Asta suspiró para sus adentros. Claro que ella respetaba a su marido y cierto que él sabía lo que se hacía, pero en este caso se preguntaba si no estaría equivocado. El corazón le decía que no podía ser compatible con la voluntad de Dios que no acudiesen al lado de su hijo ahora que había recibido un golpe tan duro. Claro que ella no había conocido a la pequeña, pero aún así era su carne y su sangre, y los niños pertenecían al reino de Dios, según la Biblia. Naturalmente, aquello no eran más que cosas de una pobre mujer. Arne, que era hombre, era el que sabía. Así había sido siempre, y como en tantas otras ocasiones, se guardó sus ideas y se levantó a quitar la mesa.
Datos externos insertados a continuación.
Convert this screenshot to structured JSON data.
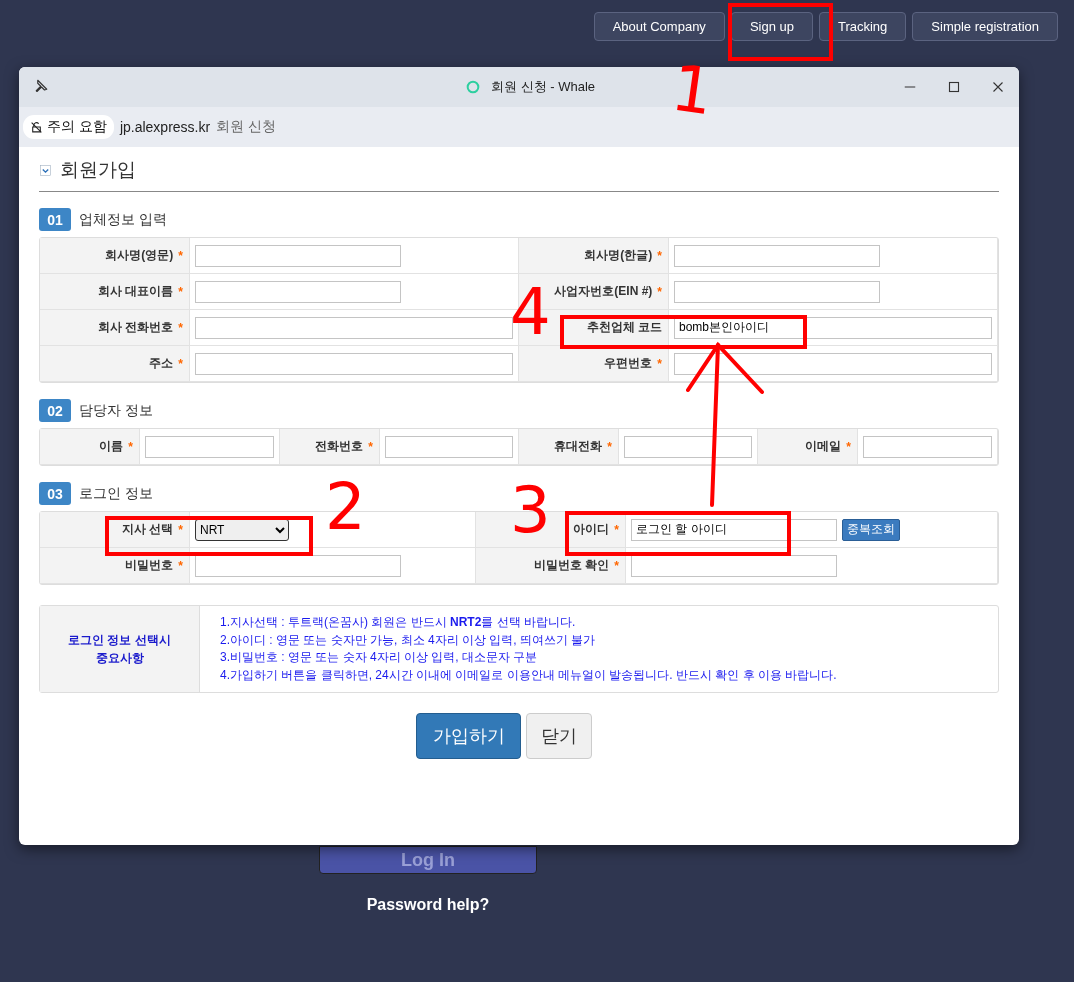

Habían pasado demasiados años desde la última vez que vio a su hijo. Sí, a veces se encontraban por ahí, era inevitable ahora que se había mudado a Fjällbacka, pero se cuidaba mucho de pararse a hablar con él. Su hijo sí lo había intentado alguna vez, pero ella apartaba la mirada y se apresuraba a seguir su camino, tal y como le habían dicho que hiciera. Aunque nunca había bajado la vista con la suficiente rapidez como para evitar ver el dolor en sus ojos.
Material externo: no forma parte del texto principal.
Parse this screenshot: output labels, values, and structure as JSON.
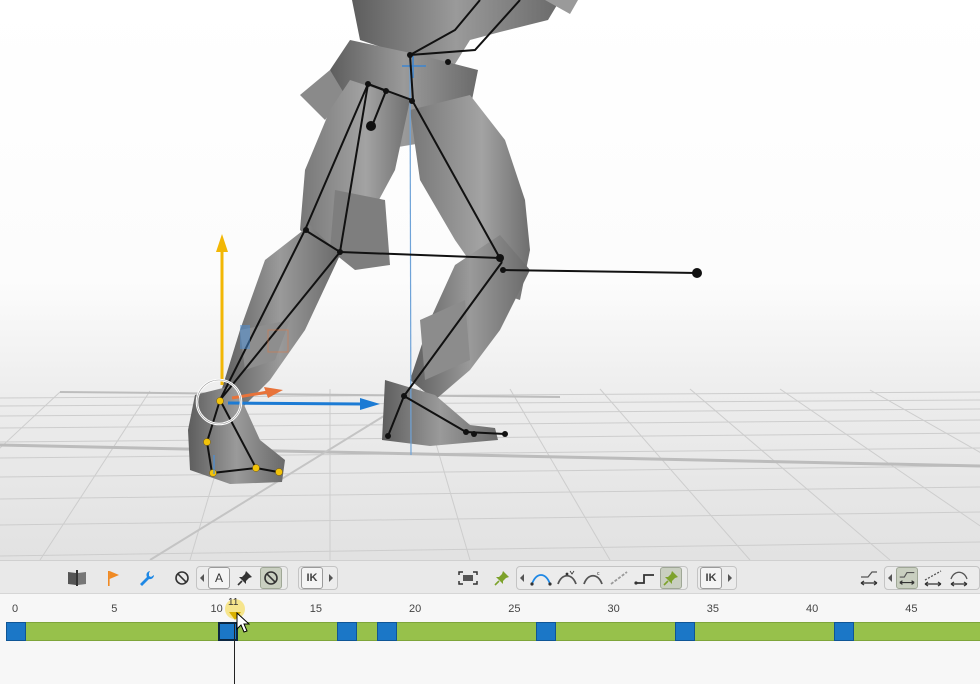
{
  "viewport": {
    "scene": "3d-character-rig-viewport",
    "background_top": "#ffffff",
    "floor_color": "#e3e3e3",
    "gizmo_y_color": "#f2b705",
    "gizmo_x_color": "#1c7bd4",
    "gizmo_z_color": "#e8733a"
  },
  "toolbar": {
    "left_icons": [
      "book-icon",
      "flag-icon",
      "wrench-icon",
      "no-icon"
    ],
    "key_group": [
      "auto-key-icon",
      "pin-icon",
      "no-icon"
    ],
    "key_group_letter": "A",
    "ik_label_1": "IK",
    "center_icons": [
      "frame-icon",
      "pin-icon"
    ],
    "curve_icons": [
      "curve-auto-icon",
      "curve-vertex-icon",
      "curve-clamped-icon",
      "curve-linear-icon",
      "curve-step-icon",
      "pin-active-icon"
    ],
    "ik_label_2": "IK",
    "right_icons": [
      "infinity-pre-icon",
      "infinity-cycle-icon",
      "infinity-linear-icon",
      "infinity-oscillate-icon"
    ],
    "accent_orange": "#f08a24",
    "accent_blue": "#1e88e5",
    "accent_green": "#7da22b"
  },
  "timeline": {
    "ticks": [
      "0",
      "5",
      "10",
      "15",
      "20",
      "25",
      "30",
      "35",
      "40",
      "45"
    ],
    "current_frame": "11",
    "keyframes": [
      0,
      11,
      17,
      19,
      27,
      34,
      42
    ],
    "selected_keyframe": 11,
    "track_color": "#97c14b",
    "key_color": "#1b77c7"
  }
}
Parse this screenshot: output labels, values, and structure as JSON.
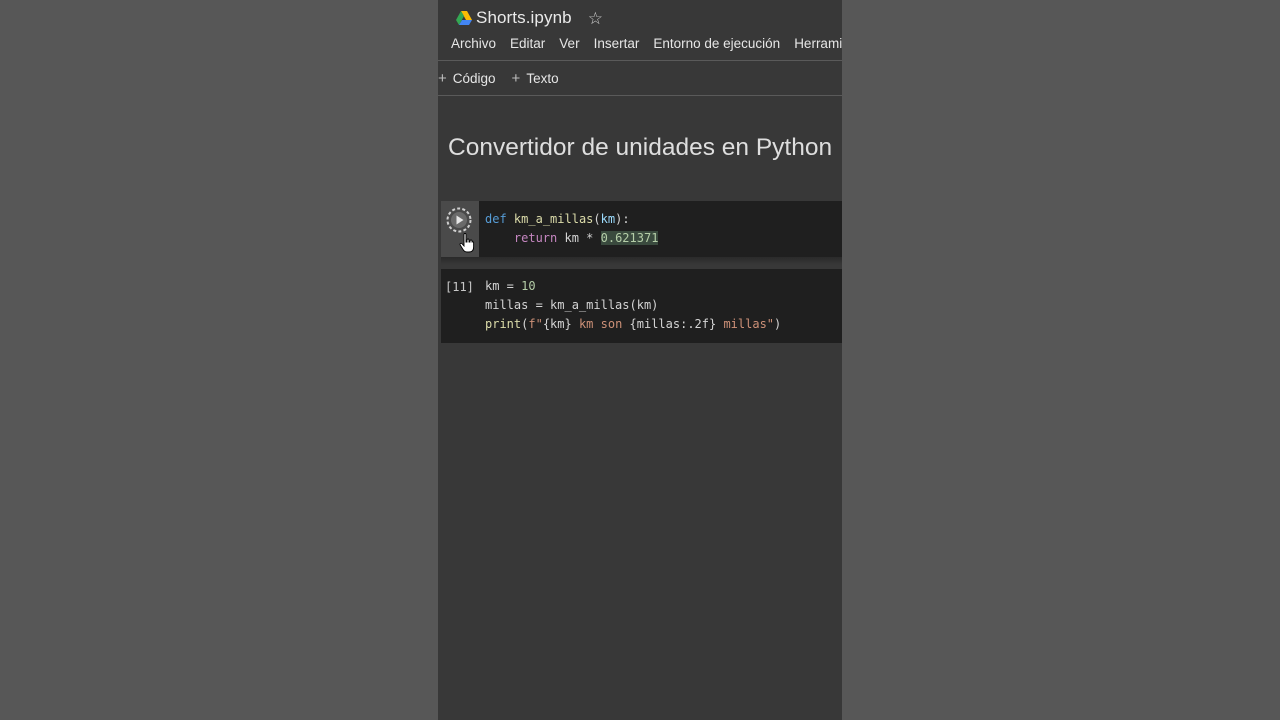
{
  "header": {
    "file_title": "Shorts.ipynb",
    "menu": [
      "Archivo",
      "Editar",
      "Ver",
      "Insertar",
      "Entorno de ejecución",
      "Herrami"
    ]
  },
  "toolbar": {
    "code_label": "Código",
    "text_label": "Texto",
    "plus": "+"
  },
  "notebook": {
    "heading": "Convertidor de unidades en Python",
    "cell1": {
      "line1": {
        "kw": "def",
        "fn": "km_a_millas",
        "open": "(",
        "param": "km",
        "close": "):"
      },
      "line2": {
        "indent": "    ",
        "kw": "return",
        "rest": " km * ",
        "num": "0.621371"
      }
    },
    "cell2": {
      "exec_count": "[11]",
      "line1": {
        "a": "km = ",
        "num": "10"
      },
      "line2": {
        "a": "millas = km_a_millas(km)"
      },
      "line3": {
        "fn": "print",
        "open": "(",
        "str": "f\"",
        "p1": "{km}",
        "s2": " km son ",
        "p2": "{millas:.2f}",
        "s3": " millas\"",
        "close": ")"
      }
    }
  },
  "colors": {
    "background": "#575757",
    "notebook": "#383838",
    "cell": "#1f1f1f",
    "keyword": "#569cd6",
    "keyword_control": "#c586c0",
    "function": "#dcdcaa",
    "number": "#b5cea8",
    "string": "#ce9178"
  },
  "icons": {
    "drive": "google-drive-icon",
    "star": "star-icon",
    "run": "run-cell-icon",
    "cursor": "hand-cursor-icon"
  }
}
Por otro lado, la Biblia decía «honrarás a tu padre y a tu madre», y lo que sucedió aquel día ya muy lejano era, a su entender, un incumplimiento del mandato de Dios. Y por esa razón no podía abrirle su corazón.
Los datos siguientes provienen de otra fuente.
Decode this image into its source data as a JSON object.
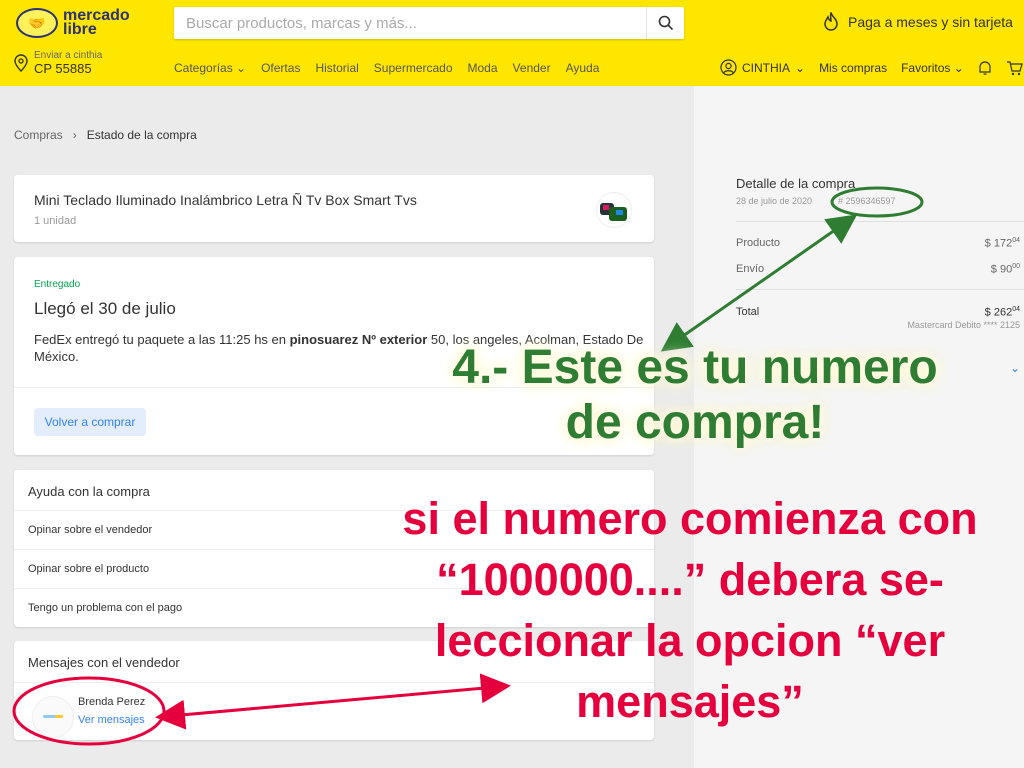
{
  "header": {
    "logo_text": "mercado libre",
    "search_placeholder": "Buscar productos, marcas y más...",
    "promo": "Paga a meses y sin tarjeta",
    "address_label": "Enviar a cinthia",
    "address_cp": "CP 55885",
    "nav": [
      "Categorías",
      "Ofertas",
      "Historial",
      "Supermercado",
      "Moda",
      "Vender",
      "Ayuda"
    ],
    "user": "CINTHIA",
    "mis_compras": "Mis compras",
    "favoritos": "Favoritos"
  },
  "breadcrumb": {
    "root": "Compras",
    "current": "Estado de la compra"
  },
  "product": {
    "title": "Mini Teclado Iluminado Inalámbrico Letra Ñ Tv Box Smart Tvs",
    "units": "1 unidad"
  },
  "shipment": {
    "status": "Entregado",
    "headline": "Llegó el 30 de julio",
    "desc_prefix": "FedEx entregó tu paquete a las 11:25 hs en ",
    "desc_bold": "pinosuarez Nº exterior",
    "desc_rest": " 50, los angeles, Acolman, Estado De México.",
    "rebuy": "Volver a comprar"
  },
  "help": {
    "title": "Ayuda con la compra",
    "items": [
      "Opinar sobre el vendedor",
      "Opinar sobre el producto",
      "Tengo un problema con el pago"
    ]
  },
  "messages": {
    "title": "Mensajes con el vendedor",
    "seller": "Brenda Perez",
    "link": "Ver mensajes"
  },
  "detail": {
    "title": "Detalle de la compra",
    "date": "28 de julio de 2020",
    "number": "# 2596346597",
    "rows": [
      {
        "label": "Producto",
        "value": "$ 172",
        "cents": "04"
      },
      {
        "label": "Envío",
        "value": "$ 90",
        "cents": "00"
      }
    ],
    "total_label": "Total",
    "total_value": "$ 262",
    "total_cents": "04",
    "payment": "Mastercard Debito **** 2125"
  },
  "annotations": {
    "green_1": "4.- Este es tu numero",
    "green_2": "de compra!",
    "red_1": "si el numero comienza con",
    "red_2": "“1000000....” debera se-",
    "red_3": "leccionar la opcion “ver",
    "red_4": "mensajes”"
  },
  "colors": {
    "header": "#ffe600",
    "accent": "#3483fa",
    "success": "#00a650",
    "annotation_green": "#2e7d32",
    "annotation_red": "#e5003d"
  }
}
Observó a Arne sentado a la mesa. Pese a que ambos pasaban ya de los setenta, él se mantenía erguido como un pino y con el cabello oscuro tan espeso como siempre, aunque algo encanecido.

Vaya, desde luego las muchachas lo perseguían cuando eran jóvenes, pero Arne nunca había tenido ese tipo de inclinaciones, por así decirlo. Ella no tenía más de dieciocho años cuando se casaron y, por lo que sabía, jamás había mirado a otra mujer. Cierto que tampoco en casa había mostrado mucho interés por lo carnal, pero su madre siempre le dijo que ese aspecto del matrimonio formaba parte del deber de una mujer y no era una fuente de alegría, de modo que Asta se consideró afortunada de no abrigar mayores esperanzas en ese terreno.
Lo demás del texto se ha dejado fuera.